Впрочем, Николай Церетелли в самом деле двигался по сценической площадке необыкновенно. Я об этом и раньше упоминал. А сейчас мне снова захотелось сказать пышно. И я сказал. Разумеется, в уме. «Молодым оленям, — сказал я, — следовало бы поучиться у Церетелли красоте движения».
— Как же он попал к вам в Вятку? Эвакуировался? — спросил Качалов. — Из голодного Ленинграда эвакуировался?
— Да. С акимовской «Комедией». Мы с Нюшей встречали их на вокзале. Все артисты выходили из вагонов сами. Серые, как тени. Пиджаки висели на их плечах, как на слишком маленьких вешалках. Но все-таки, повторяю, все выходили из вагонов сами. А Церетелли, одного Церетелли, вынесли на носилках. Он уже не мог ходить. Он лежал на спине, подложив правую руку под голову, а изо рта у него торчал кусок бутерброда с вареной колбасой. Это было очень страшно.
— Представляю себе, — промолвил Качалов.
— На другой день мы с Никритиной навестили Церетелли. «Теперь, Николаша, — сказал я, — на наших вятских хлебах ты начнешь сразу поправляться». Он попытался ответить с улыбкой: «Нет, не начну. Уже поздно. Финита ля комедия». Я, конечно, что-то сказал. То, что все говорят в таких случаях. А Нюша положила плитку шоколада на больничную тумбочку. В ногах его койки стояла немолодая нянечка в больших металлических очках на совершенно круглой розовой картошке, зажатой скулами. «Нет, нет! Примите-ка свой гостинец, — распорядилась она. — Примите, примите. Имям нельзя кушать. Имям полную ночь худо было. Очинно, значится, тошнило. Имям, как воробью, дозволено кушать — по зернышку, по крупиночке. А в поезде-то колбасу поднесли. Это после страшного-то голода в блокаде. Вот какие у вас некультурные люди. Да разве имям можно колбасу? Примите, примите, гражданочка, свою конфетинку». Нянечка скомандовала это на чистом вятском языке, везде говоря «имям» вместо «им». Коренных вятичей мы так и называли: «имямы» да «имямки», а хорошеньких — «имямочками». Церетелли опять попытался сказать с улыбкой: «Финита ля комедия». А я опять попытался возразить ему, как это делают почти все в таких случаях.
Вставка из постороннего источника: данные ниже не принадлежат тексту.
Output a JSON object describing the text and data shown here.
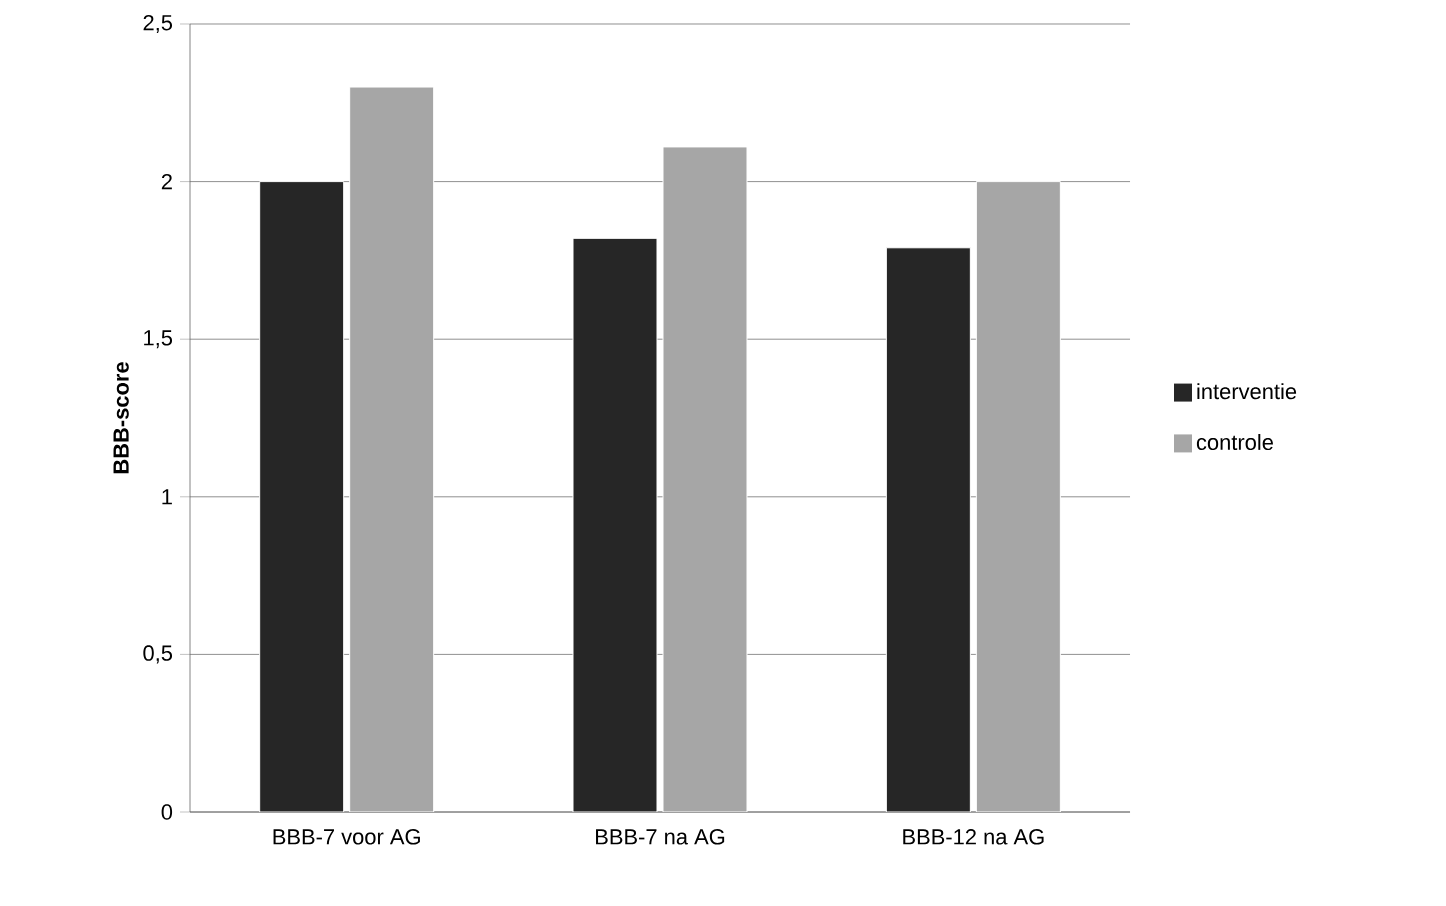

Тогда он вытащил из-под одеяла руку, закатал рукав больничной рубахи со штемпелями и показал нам эту свою руку. Право, я никогда не видел ничего более страшного. Это была голая тонкая кость, обтянутая темным старым пергаментом. И ничего больше. Ничего, кроме кости и пергамента. «Теперь, Анатоль, ты понимаешь, почему — финита ля комедия? Скелеты не возвращаются к жизни. Так ведь, нянечка?» Хорошая женщина только поправила очки на носу. Она еще не научилась врать, как полагается медицинскому персоналу. Да и всем интеллигентным людям. Само собой, мы навещали Церетелли ежедневно, иногда перешагивая через трупы, которые лежали прямо на полу в длинных коридорах. Но в конце недели неожиданно (все-таки неожиданно!) — нашли на койке Николая Михайловича другой ленинградский скелет. Вот, Вася, вот, дорогой, как дело было.
Я закурил.
А Качалов только сказал:
— Н-н-да, финита ля комедия.
30
Меня не слишком интересовали Ершов, изображающий князя Нехлюдова, и Еланская в арестантском халате Катюши Масловой. Бог с ними!
В третий раз я пришел на «Воскресение» в Художественный театр ради Толстого. Ради странного Льва Николаевича: без толстовки, без седой раскольничьей бороды, без библейской пророческой лысины, без длинноволосых грозных бровей над пронизывающими маленькими глазами.
Бывший настоящий граф (как сказали бы нынче) и ростом не вышел. Дубовое жилище его, как известно, было длиною в два аршина девять вершков. И говорил он жиденьким теноровым голосом. Яснополянская старушка-крестьянка так про него говорила: «Он при жизни-то, последние годы, такой был худенький да маленький. В чем душа держалась. Износил он тело-то свое здесь, на земле».
И добавляла в утешение: «А там оно ему не понадобится».
А Лев Толстой Художественного театра был высок, красив, брит, золотисто-рыжеват, с нечетким пробором. И очень элегантен в мягкой домашней куртке. Аристократические пальцы с изящной небрежностью играли тонким длинным карандашом, искусно отточенным. И говорил он покоряющим голосом. Россия, Европа и Америка называли его «органом», «совершенным органом». И уж нисколько, разумеется, не пришептывал, подобно Саваофу, у которого, по свидетельству Гольденвейзера, слово «лучше» звучало как «лутце». А слова «первый», «зеркало» произносил: «перьвый», «зерькало»; «скрипку» называл «скрыпкой», а вместо «три рубля» — говорил: «три рубли». И т. д.